REVIEWS: There was time for reviews, explained Charlie Jackson 2, because tonight’s scheduled program had been postponed for a month.

Beckie Barber saw a movie twice over the Christmas holidays – What Women Want Because what women want is the lead, Mel Gibson. Beckie thought the best part was Mel trying on all the women’s products and waxing his legs. (You know, it’s hard to believe we never had a group specializing in that rent the LASFS.)

Mike Stern wanted us to know that Double Dragon is a movie so bad that it deserves recognition. “If it comes on, turn it off,” he advised. The lead bad guy in the movie has obviously read the Evil Overlords Manual and did all the “do not do’s.” Not to mention the identical twin brothers.

Mike Thorsen felt a bit more positive about Dracula 2000 – it’s not really the greatest vampire movie, but it’s the one he’s been seeing all his life. George Mulligan happily paid a pun find to tell Thorsen, “I gather what you’re saying is the new Dracula movie doesn’t suck.” As long as he was up, Mulligan recommended the book Guardians of Tomorrow, a collection of stories about the Space Patrol.
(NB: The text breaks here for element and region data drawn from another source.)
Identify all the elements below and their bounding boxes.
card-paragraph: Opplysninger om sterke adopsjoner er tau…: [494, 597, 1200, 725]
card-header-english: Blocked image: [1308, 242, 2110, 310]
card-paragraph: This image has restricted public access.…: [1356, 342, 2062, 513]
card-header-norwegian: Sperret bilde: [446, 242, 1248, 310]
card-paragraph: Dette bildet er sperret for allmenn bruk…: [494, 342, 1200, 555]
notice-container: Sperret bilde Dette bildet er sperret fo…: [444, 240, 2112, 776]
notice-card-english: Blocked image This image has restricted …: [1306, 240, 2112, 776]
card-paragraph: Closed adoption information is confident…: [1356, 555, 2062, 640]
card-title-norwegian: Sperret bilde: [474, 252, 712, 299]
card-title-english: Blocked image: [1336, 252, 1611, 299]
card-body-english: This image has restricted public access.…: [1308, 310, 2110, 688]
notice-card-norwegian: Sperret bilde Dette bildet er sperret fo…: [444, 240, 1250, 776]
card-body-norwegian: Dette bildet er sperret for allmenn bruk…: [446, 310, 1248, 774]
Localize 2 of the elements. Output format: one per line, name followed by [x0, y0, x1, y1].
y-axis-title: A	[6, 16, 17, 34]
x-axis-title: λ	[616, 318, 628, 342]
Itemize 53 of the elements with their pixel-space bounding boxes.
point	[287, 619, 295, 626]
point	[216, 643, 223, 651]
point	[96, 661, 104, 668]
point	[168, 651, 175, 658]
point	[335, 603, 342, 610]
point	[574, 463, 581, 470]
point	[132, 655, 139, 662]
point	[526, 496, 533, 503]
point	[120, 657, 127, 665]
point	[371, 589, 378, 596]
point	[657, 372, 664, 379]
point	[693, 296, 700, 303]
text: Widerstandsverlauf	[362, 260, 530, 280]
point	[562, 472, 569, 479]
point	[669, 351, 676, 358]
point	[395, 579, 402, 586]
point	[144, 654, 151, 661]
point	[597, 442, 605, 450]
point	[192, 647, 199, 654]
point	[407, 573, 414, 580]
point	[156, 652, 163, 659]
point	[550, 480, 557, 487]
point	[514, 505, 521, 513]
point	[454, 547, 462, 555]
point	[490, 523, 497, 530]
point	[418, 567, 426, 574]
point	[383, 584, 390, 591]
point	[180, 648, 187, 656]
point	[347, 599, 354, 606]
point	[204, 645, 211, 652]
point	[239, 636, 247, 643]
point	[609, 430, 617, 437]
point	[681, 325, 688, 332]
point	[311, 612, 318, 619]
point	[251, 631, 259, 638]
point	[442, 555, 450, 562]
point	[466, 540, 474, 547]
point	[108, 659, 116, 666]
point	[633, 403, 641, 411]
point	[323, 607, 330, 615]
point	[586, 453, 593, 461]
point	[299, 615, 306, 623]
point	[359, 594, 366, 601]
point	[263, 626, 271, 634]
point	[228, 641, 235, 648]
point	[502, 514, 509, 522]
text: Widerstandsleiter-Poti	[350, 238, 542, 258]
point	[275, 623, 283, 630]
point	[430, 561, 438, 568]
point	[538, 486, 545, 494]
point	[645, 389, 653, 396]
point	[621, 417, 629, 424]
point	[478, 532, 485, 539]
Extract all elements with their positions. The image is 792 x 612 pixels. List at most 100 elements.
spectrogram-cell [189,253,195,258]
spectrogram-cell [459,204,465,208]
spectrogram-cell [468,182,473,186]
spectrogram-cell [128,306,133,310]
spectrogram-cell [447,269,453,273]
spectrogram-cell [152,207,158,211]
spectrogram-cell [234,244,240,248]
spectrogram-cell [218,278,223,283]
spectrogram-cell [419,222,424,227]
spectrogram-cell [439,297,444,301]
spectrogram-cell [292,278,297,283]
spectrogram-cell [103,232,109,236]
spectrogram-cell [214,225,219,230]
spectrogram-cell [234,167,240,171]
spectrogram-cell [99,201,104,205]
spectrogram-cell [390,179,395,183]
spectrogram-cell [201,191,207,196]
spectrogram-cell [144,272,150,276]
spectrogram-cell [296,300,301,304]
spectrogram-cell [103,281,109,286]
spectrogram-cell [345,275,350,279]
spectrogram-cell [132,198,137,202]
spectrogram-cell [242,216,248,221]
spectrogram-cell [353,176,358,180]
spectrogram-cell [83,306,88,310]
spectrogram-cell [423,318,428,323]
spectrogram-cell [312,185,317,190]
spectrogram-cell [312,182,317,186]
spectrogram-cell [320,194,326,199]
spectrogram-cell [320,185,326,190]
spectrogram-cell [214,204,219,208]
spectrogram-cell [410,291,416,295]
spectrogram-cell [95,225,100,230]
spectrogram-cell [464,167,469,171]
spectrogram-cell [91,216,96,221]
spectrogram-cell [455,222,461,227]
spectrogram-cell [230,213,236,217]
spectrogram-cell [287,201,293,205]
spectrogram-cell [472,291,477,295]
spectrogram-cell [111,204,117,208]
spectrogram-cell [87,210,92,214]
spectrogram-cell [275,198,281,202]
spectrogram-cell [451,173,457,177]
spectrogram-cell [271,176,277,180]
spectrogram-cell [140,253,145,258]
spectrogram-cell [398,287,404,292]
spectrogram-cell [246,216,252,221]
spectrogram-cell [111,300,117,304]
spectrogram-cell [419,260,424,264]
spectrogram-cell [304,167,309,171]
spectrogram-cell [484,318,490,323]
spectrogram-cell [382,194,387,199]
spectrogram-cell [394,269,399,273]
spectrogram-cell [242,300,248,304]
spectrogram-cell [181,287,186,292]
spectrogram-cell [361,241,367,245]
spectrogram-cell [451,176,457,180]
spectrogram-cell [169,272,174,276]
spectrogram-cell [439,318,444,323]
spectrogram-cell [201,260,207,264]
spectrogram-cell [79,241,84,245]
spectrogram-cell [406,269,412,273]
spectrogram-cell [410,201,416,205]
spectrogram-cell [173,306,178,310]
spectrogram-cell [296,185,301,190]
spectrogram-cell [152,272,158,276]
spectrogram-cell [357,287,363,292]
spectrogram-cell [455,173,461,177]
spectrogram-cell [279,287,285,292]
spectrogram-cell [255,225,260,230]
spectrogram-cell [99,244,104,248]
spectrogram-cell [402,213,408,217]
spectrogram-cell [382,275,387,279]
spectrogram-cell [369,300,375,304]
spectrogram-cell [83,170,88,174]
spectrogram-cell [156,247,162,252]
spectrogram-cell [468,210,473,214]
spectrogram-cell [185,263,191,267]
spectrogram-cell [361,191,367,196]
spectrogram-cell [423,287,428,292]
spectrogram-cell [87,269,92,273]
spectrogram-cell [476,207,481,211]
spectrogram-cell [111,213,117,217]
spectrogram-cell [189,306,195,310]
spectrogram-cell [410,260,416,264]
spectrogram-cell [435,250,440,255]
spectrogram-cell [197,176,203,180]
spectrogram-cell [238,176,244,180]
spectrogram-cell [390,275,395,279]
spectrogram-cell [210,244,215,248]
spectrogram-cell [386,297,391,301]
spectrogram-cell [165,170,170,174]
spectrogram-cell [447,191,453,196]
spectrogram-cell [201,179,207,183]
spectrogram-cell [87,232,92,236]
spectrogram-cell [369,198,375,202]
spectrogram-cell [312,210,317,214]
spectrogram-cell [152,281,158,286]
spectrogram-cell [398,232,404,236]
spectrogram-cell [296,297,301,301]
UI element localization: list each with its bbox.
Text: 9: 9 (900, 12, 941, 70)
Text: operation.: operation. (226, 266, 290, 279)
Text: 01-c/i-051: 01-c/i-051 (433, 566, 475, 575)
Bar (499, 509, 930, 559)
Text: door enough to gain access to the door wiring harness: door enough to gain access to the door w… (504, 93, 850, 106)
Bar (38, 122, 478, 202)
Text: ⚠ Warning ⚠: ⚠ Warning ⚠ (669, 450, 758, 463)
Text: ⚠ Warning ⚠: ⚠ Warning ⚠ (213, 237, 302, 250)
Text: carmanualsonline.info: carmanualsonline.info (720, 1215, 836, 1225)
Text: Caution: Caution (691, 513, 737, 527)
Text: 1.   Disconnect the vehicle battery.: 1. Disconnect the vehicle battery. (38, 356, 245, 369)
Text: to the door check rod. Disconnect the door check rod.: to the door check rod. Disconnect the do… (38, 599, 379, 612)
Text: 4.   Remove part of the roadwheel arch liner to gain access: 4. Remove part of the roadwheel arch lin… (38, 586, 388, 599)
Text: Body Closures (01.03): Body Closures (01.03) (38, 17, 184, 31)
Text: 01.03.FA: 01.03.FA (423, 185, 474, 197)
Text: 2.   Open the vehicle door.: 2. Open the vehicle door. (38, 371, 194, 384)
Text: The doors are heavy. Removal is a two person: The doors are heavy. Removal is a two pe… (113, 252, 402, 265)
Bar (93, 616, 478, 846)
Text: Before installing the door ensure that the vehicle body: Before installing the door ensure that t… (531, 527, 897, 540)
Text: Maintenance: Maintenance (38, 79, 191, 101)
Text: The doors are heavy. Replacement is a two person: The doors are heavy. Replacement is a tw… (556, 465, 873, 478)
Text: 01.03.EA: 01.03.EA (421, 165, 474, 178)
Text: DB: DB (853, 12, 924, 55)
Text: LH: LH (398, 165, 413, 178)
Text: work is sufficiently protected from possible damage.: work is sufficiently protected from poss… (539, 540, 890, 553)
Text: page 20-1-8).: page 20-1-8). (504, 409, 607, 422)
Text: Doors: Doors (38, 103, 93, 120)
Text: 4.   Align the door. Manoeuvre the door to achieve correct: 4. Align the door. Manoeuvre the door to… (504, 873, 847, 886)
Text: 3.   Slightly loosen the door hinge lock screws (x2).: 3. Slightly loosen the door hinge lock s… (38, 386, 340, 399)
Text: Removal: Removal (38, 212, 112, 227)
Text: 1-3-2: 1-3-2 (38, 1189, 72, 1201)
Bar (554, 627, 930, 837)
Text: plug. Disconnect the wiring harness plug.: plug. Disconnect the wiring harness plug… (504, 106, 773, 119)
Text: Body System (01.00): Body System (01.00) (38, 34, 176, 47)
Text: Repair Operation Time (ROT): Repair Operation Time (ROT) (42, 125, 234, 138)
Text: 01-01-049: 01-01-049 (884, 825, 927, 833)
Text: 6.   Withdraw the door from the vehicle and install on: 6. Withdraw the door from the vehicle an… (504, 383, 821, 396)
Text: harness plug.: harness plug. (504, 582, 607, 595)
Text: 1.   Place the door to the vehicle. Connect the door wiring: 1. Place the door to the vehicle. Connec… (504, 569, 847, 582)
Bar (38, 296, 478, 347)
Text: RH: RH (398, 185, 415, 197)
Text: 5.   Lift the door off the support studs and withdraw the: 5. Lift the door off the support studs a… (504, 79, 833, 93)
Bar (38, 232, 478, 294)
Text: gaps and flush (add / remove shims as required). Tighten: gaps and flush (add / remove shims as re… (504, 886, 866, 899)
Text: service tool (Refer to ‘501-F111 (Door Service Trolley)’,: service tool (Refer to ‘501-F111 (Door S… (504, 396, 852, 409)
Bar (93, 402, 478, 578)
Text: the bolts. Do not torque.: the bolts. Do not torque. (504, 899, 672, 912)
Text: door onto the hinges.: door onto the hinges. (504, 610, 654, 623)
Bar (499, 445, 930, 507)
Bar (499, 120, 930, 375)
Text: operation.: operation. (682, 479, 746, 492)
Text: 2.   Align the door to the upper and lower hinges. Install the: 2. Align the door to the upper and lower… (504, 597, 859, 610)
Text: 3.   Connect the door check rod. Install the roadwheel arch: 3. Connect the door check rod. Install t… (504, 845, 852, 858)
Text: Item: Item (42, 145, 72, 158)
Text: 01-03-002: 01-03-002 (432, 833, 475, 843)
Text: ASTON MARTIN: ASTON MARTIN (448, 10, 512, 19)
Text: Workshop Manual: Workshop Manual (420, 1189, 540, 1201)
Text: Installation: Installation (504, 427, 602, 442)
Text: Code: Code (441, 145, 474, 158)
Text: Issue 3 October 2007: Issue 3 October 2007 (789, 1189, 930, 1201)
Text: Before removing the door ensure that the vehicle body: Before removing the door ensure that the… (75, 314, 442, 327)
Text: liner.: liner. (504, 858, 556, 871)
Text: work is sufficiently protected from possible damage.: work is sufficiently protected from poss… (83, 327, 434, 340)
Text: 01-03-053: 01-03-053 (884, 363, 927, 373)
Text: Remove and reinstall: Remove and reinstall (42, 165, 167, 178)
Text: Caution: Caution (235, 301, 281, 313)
Charlie Jackson 2 said Black Scorpion is so bad it made Double Dragon look good. Charlie said the woman who has replaced Joan Severance in the sequel doesn’t look good in the outfit – she looks a bit chunky. He wished they could at least have written the characterization up to the level of, say, Nash Bridges. Charlie has now seen 16 movies on the year.

Thorsen also remembered to tell us that in Dracula 2000 we learn Dracula’s secret identity. In case we care.

After the president heroically repelled Chaz Boston Baden’s attempt to submit new business (1) at the end of the meeting (2) not in writing, and (3) without the requisite signatures, there was a heart vote of “Get out of here!” and we adjourned.